Membaca 50 puisi terpilih di buku ini seperti memasuki 10 bentang alam berbeda, masing-masing minta diresapi dengan caranya sendiri. A. Warits Rovi adalah seorang pengamat yang waskita dan berkemampuan baik dalam mengontrol keterlibatan dirinya dengan lingkungannya. Tentu saja puisi-puisinya mengandung kerja penafsiran, ada makna-makna kontemplatif tertentu ingin disampaikan, namun seperti pertunjukan musik klasik tak berlirik, puisi-puisi Warits memberi pembaca tempat nyaman untuk melakukan apa yang ingin dilakukan: menikmati saja permainan bunyinya atau sembari menikmati itu menyelami berbagai kemungkinan maknanya.
Tak begitu jauh dari Warits, Ebi Langkung merupakan penjelmaan santri yang rendah hati dan abid yang menjaga adab. Kesadarannya diarahkan selalu pada penemuan jalan menuju penyucian diri. Semesta membentang di hadapannya tampak tak henti menawarkan kebijakan sufi. Jika Warits berdiri di ketinggian dan kedekatan tertentu dari objek-objek amatannya, maka Ebi adalah musafir yang terus berjalan dan terus menemukan hal-hal menakjubkan. Jika objek dalam puisi Warits seolah tak menyadari kehadiran Warits sang pengamat, maka objek dalam puisi Ebi aktif mengajaknya bicara dan bahkan tak segan menawarkan sesuatu dan karenanya lebih tepat disebut subjek yang lain.
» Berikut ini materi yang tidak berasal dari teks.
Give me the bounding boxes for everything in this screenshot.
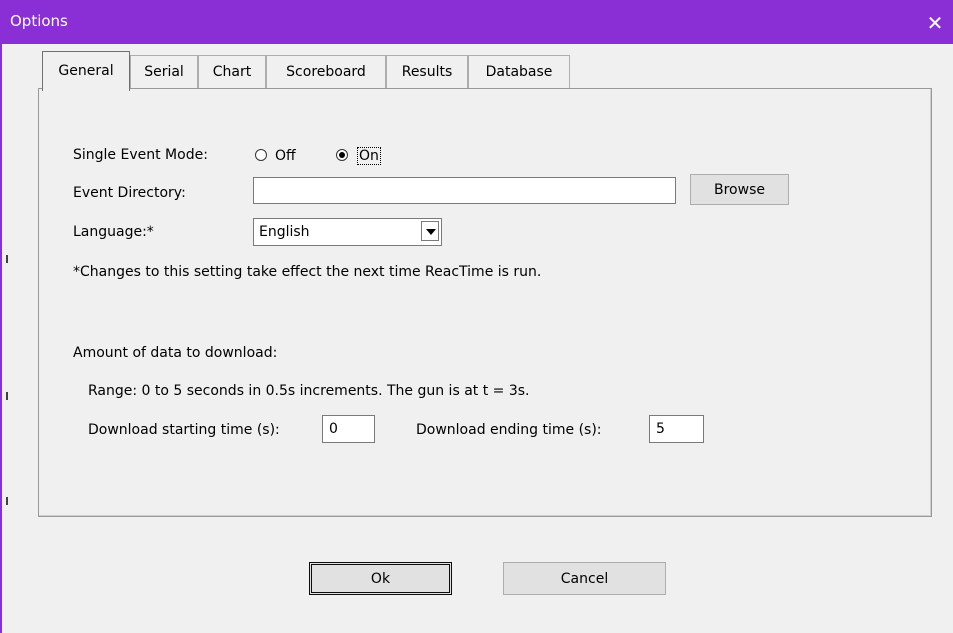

Dibanding semua penyair yang lolos, Faidi Rizal Alief adalah yang paling setia pada persajakan. Dengan disiplin tinggi ia menjaga rima akhir di tiap bait puisinya. Meski karenanya terkadang kita merasakan kesan kaku dan kuno, namun Faidi kami pikir bukan termasuk juru masak yang suka mengada-ada demi suatu pemanis hidangan. Setiap kata di ujung baris dipastikannya relevan dengan gagasan utama dan berfungsi menjaga keutuhan makna puisi, seperti halnya garnish pada sebuah menu yang tidak sekadar membuat hidangan menjadi menggugah selera, tapi memang betul-betul bisa dinikmati dan bergizi. Adapun pada segi isi, Faidi tampil sebagai tokoh kuat, pengayom dan penyelamat. Sikapnya tegas dan berani menanggung konsekuensi. Ia tak tampil low profile sebagaimana Warits dan Ebi, namun juga dapat menjaga diri dari jatuh ke dalam keangkuhan. Ia adalah tipe kekasih yang lebih suka menyatakan cinta dengan tindakan nyata dibanding kata-kata manis.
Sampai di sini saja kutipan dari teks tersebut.